At a Glance – The Industrial Behemoth is Waking Up
Thermax is no longer just a boiler company; it is a complex, multi-layered machine pivoting toward an energy-starved future. The latest numbers are a cocktail of massive order inflows and a desperate struggle to maintain margins. In Q4 FY26 alone, the company booked orders worth ₹4,490 crore, a staggering 112% jump compared to the same period last year. On the surface, the narrative is one of triumph—an order book reaching ₹13,604 crore and a revenue of ₹3,428 crore for the quarter.
However, beneath this veneer of growth lies a stark reality that every serious investor must scrutinize. The company’s Stock P/E is sitting at 82.4, nearly double the industry median of 38.6. This is a valuation that demands perfection, yet the execution remains uneven. While the Industrial Infra segment saw its order booking skyrocket by 152%, the Chemical segment is bleeding profitability. PBIT margins in Chemicals collapsed from 16.6% to a measly 4.9% this quarter. Management blames input costs and geopolitical risks, but for a stock trading at 10 times its book value, excuses are expensive.
There are red flags waving in the wind. The Return on Equity (ROE) is a humble 12.9%, which feels underwhelming for a company priced like a high-octane tech firm. Furthermore, the reliance on “Other Income” remains a persistent feature, with ₹329 crore padding the earnings. The company is also battling commodity inflation, with steel prices surging 20-25%, threatening to eat the very backlog they just celebrated.
Investors are currently paying a premium for a “green” future—specifically Green Hydrogen and Data Centre cooling solutions. The company secured a breakthrough order for hot water driven chillers for a major data centre in the USA, a segment they claim has “tremendous potential.” But potential doesn’t pay dividends; cash flow does. While the board has declared a total dividend of ₹20 per share (including a special ₹6 diamond jubilee dividend), the yield remains a microscopic 0.30%.
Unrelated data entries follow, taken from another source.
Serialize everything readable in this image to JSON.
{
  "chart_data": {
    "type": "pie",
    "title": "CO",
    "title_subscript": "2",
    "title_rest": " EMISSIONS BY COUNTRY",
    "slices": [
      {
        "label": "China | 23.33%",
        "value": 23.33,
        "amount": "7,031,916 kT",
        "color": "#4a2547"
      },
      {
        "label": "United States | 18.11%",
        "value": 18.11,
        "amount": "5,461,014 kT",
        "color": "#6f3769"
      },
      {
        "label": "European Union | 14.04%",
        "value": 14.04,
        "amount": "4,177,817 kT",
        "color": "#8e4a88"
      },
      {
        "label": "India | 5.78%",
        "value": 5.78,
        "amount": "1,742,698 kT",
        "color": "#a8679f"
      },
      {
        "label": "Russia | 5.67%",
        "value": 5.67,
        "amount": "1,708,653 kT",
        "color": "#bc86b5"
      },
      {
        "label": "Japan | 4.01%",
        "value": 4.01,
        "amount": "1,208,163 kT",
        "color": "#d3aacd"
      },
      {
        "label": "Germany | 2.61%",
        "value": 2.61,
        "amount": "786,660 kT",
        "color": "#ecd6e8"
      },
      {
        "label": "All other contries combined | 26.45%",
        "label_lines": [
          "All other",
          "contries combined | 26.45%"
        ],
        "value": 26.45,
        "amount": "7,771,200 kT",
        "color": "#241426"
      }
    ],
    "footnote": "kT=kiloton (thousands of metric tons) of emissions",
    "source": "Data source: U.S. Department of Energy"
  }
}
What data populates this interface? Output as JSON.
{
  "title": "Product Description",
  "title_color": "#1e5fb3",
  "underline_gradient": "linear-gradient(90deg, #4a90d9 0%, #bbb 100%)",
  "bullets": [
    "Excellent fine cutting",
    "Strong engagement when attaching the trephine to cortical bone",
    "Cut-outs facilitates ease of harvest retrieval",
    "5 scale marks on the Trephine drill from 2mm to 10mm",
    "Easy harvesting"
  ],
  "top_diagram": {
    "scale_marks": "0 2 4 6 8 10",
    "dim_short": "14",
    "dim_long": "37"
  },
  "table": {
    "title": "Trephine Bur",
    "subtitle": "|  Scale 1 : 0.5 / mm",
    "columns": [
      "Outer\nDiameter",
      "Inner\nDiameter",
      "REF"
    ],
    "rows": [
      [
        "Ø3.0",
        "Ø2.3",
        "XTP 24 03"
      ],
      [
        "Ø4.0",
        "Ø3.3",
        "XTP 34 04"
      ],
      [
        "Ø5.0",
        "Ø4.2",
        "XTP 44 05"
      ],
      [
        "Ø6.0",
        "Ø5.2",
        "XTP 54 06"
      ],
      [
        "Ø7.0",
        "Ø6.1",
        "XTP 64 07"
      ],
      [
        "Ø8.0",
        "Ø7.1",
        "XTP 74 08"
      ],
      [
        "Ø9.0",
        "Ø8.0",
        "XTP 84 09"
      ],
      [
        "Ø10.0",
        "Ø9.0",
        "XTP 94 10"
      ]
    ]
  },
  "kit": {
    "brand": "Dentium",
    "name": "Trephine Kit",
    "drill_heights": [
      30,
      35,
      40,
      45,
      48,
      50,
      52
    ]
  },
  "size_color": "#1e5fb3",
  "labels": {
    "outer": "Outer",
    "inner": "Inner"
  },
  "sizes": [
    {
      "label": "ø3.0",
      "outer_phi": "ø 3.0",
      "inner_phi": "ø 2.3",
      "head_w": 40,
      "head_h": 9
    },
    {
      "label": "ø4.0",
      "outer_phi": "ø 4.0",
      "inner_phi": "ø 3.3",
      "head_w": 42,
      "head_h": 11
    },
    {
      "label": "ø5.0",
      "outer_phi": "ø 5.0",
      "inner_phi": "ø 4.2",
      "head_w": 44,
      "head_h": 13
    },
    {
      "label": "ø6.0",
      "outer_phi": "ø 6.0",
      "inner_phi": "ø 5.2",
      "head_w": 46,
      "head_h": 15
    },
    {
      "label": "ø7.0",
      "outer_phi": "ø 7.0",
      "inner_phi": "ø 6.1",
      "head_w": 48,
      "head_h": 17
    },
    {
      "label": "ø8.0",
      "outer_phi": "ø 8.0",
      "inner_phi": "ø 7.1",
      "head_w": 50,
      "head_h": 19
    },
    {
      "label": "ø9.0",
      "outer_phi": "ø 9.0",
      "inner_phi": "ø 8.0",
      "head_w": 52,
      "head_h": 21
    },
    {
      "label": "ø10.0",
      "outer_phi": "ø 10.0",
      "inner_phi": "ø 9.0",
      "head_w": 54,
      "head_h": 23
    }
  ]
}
The intrigue lies in the divergence between the segments. Industrial Products is the cash cow, maintaining double-digit margins, while the Green Solutions business is still finding its feet, recording a negative PBT of ₹29 crore this quarter due to project overrun costs. Is Thermax a visionary leader of the energy transition, or an overvalued EPC player struggling with the gravity of rising raw material costs?
Introduction
Thermax Ltd is an Indian multinational engineering conglomerate that has spent decades mastering the art of energy and environment solutions. Operating across 90+ countries with 18 manufacturing locations, it provides a comprehensive suite of products ranging from massive utility boilers to sophisticated water treatment plants and performance chemicals.
The company’s operations are divided into four primary buckets: Industrial Products, Industrial Infra, Green Solutions, and Chemicals. Historically, Thermax was seen as a proxy for India’s industrial CAPEX. Today, it is attempting to reinvent itself as a transition specialist, helping industries move from fossil fuels to renewable and green energy sources.
The stock has been a darling of the markets recently, delivering a 48.2% return over the last year. This price action is backed by a robust order pipeline, particularly in the power sector, where it recently bagged a ₹1,600 crore boiler package for an ultra-supercritical power plant.
Yet, the company faces a balancing act. It must execute legacy, low-margin projects while scaling up high-tech, high-margin solutions like Green Hydrogen and Data Centre cooling. The management’s ability to “walk the talk” on margin recovery in the Chemicals and Green segments will be the ultimate test of its credibility.
Business Model – WTF Do They Even Do?
If you think Thermax just makes big heaters, you’re only looking at a fraction of the blueprint. They are essentially the “plumbers” of the industrial world, ensuring that energy flows efficiently and waste is treated properly.